Null terminated strings: bad or good?

Keith Thompson · Jan 7, 2009

Golden California Girls said:
I find it just as unreasonable that a valid character can't be included in a
string. A true perversion if there ever was one.

Do you mean the null character?

In practice, the need to store a null character in a string seems to
be rare. People have been using null-terminated string formats for
decades; C didn't originate the idea. Certainly being able to store
embedded null characters is an advantage, but I don't think the lack
of this ability is a "true perversion".

Kenny McCormack · Jan 7, 2009

Richard said:
adopters then all well and good. But he isn't. I mean, hell, we ALL make
mistakes. However, he is here to bully, provoke and generally piss
people off with his arrogant and, at times, nonsensical ramblings and
obvious lack of real practical C in the real world.

You have a problem with that?

Tony · Jan 8, 2009

CBFalconer said:
None of that appears in C. The writing from a string can be done
by:

int wrtstring(char *s, FILE *f) {
char ch;
int err;

while (ch = *s++) {
if (EOF == (err = putc(ch, f))) break;
}
return err;
}

Note that putc can be a macro, and thus can use the file system
buffers directly. This can make the overall writing very
efficient. However it must not have side effects on the
arguments. Thus the ch is required. If no error occurs wrtstring
returns the last char written.

The above wrtstring function is pretty much how I now have it implemented
but I'm seriously considering making that way a special case that handles C
strings and making the default case be a counted string. I'm not sure if
that will buy me anything other than getting away from the C paradigm
though.

Tony

Tony · Jan 8, 2009

Richard said:
Standard beginner error #1 : You forgot the input condition where *s ==
0. Result is UB and dirty underpants flying out your nostrils or
whatever it is.

We won't bother being so pedantic as mentioning if S is NULL to start
with.

Surely he was just showing the main gist of the null-terminated string
writing and didn't intend to suggest that the given function was completed
production code.

Tony

Tony · Jan 8, 2009

CBFalconer said:
None of that appears in C.

With point 2 above, I was referring to the fact that strlen() has to count
all the characters everytime you want to get the length. Other
implementations simply do some pointer arithmetic or return a maintained
integer value for the count.

I don't even know what I was thinking with point 1. Probably some kind of
fixed size record IO.

Tony

Tony · Jan 8, 2009

Keith Thompson said:
Tony said:

Keith Thompson said:

[...]
I don't see that as an issue. Everything doesn't have to be scalable
to the largest integer size on a machine.
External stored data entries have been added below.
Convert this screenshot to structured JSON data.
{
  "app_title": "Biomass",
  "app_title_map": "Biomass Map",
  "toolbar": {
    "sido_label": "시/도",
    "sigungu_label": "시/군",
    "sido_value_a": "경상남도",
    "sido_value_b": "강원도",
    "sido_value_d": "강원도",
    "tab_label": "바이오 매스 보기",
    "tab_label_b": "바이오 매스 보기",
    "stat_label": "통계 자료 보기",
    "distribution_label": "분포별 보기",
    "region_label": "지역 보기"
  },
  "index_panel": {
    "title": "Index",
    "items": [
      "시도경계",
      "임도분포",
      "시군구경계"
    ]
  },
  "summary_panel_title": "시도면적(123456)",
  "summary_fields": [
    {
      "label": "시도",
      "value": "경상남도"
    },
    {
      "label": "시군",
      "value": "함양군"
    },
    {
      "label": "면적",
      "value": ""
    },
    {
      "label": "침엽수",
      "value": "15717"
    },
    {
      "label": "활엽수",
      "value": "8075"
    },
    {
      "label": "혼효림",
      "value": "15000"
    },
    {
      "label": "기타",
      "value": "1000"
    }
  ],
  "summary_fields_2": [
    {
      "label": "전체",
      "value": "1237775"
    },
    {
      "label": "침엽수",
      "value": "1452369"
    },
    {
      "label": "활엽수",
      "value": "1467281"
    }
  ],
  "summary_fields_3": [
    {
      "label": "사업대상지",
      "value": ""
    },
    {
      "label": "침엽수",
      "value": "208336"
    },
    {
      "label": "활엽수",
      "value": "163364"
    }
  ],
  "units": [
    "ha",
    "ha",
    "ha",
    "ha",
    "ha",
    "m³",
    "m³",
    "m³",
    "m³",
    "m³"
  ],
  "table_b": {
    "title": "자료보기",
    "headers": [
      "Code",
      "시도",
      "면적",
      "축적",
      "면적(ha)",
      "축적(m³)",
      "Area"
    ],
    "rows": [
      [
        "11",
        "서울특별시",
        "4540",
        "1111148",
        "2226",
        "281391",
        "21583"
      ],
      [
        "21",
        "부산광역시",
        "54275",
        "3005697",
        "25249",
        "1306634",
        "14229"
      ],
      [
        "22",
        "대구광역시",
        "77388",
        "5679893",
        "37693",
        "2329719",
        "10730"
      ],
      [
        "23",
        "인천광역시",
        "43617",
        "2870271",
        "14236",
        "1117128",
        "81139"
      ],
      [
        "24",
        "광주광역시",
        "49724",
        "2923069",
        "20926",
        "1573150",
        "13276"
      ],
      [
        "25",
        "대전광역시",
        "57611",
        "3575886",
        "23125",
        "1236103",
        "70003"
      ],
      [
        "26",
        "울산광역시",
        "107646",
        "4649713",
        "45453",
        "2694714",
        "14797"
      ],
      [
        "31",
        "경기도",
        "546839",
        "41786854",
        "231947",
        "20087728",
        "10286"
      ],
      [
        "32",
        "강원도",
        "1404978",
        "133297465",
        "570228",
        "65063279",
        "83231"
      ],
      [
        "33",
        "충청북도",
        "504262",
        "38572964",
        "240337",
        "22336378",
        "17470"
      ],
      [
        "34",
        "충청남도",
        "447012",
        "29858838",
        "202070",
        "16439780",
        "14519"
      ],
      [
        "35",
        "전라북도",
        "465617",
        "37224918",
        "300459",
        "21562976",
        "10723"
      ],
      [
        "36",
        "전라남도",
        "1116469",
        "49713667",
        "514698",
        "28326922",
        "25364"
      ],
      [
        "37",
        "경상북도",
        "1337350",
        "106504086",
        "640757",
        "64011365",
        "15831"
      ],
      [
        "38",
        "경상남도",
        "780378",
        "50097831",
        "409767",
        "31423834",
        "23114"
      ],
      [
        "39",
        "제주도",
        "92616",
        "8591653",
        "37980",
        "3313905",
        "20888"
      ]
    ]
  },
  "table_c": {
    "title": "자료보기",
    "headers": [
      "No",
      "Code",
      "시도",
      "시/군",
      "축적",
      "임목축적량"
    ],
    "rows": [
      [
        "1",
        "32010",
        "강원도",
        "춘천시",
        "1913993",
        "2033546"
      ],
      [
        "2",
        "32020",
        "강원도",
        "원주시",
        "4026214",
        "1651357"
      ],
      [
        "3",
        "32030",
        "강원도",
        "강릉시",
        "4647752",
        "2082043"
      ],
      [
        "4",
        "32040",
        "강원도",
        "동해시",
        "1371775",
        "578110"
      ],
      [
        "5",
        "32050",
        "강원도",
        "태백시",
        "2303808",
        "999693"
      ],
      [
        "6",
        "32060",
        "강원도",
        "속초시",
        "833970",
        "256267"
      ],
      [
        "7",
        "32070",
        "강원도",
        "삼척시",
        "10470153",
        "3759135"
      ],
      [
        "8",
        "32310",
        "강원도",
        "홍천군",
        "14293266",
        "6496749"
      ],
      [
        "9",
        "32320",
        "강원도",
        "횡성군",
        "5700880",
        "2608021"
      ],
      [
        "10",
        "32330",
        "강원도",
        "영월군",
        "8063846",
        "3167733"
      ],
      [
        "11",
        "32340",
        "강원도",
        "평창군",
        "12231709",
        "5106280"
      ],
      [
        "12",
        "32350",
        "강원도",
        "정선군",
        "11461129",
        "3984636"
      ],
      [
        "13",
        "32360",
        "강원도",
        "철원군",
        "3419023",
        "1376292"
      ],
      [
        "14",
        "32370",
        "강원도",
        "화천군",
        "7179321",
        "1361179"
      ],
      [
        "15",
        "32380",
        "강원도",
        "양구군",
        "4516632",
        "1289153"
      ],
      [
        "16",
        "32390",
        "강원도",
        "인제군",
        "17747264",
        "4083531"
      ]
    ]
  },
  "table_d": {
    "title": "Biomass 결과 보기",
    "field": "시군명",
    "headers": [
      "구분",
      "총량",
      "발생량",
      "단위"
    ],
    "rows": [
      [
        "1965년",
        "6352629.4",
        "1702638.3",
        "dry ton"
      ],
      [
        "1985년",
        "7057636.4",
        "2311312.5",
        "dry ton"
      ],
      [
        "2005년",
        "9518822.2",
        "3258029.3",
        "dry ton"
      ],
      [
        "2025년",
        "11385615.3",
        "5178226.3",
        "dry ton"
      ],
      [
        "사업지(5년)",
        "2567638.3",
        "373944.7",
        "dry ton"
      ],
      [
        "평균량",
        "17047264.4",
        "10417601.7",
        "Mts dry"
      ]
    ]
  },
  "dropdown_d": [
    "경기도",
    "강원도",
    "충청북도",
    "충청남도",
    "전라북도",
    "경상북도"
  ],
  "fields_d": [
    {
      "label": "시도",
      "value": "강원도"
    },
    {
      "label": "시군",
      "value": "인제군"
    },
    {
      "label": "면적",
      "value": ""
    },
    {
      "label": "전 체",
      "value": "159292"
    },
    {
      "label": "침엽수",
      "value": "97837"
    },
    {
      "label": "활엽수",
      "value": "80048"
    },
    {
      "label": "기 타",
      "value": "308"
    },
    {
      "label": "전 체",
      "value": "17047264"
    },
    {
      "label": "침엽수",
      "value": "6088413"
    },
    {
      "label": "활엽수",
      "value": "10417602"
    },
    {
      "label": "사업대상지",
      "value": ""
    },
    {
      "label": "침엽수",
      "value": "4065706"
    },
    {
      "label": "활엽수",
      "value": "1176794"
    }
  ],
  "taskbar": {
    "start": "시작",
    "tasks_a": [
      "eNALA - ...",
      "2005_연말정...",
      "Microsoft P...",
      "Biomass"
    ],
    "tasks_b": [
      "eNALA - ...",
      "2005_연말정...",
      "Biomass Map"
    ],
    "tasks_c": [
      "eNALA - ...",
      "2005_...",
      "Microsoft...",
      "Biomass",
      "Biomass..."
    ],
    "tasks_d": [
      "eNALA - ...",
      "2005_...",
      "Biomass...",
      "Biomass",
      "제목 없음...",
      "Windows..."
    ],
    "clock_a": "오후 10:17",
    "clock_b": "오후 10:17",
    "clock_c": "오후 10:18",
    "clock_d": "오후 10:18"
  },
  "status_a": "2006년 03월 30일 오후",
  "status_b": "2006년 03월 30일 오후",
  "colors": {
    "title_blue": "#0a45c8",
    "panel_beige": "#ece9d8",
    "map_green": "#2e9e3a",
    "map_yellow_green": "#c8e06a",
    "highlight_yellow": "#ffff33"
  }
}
Strings to me are of
"reasonable" length. For instance. If there is a period marking the
end of a sentence, then that is probably one string. A whole file of
sentences and paragraphs, is not a string. 32 bits for a length
field is just because it's easy to use on a 32-bit platform. If
someone needs a billion byte string, well I'm not even going to try
to conceive of that because it sounds silly.

Limiting a feature to what you consider to be "reasonable" is likely
to prevent perfectly valid uses. I've written programs (not in C)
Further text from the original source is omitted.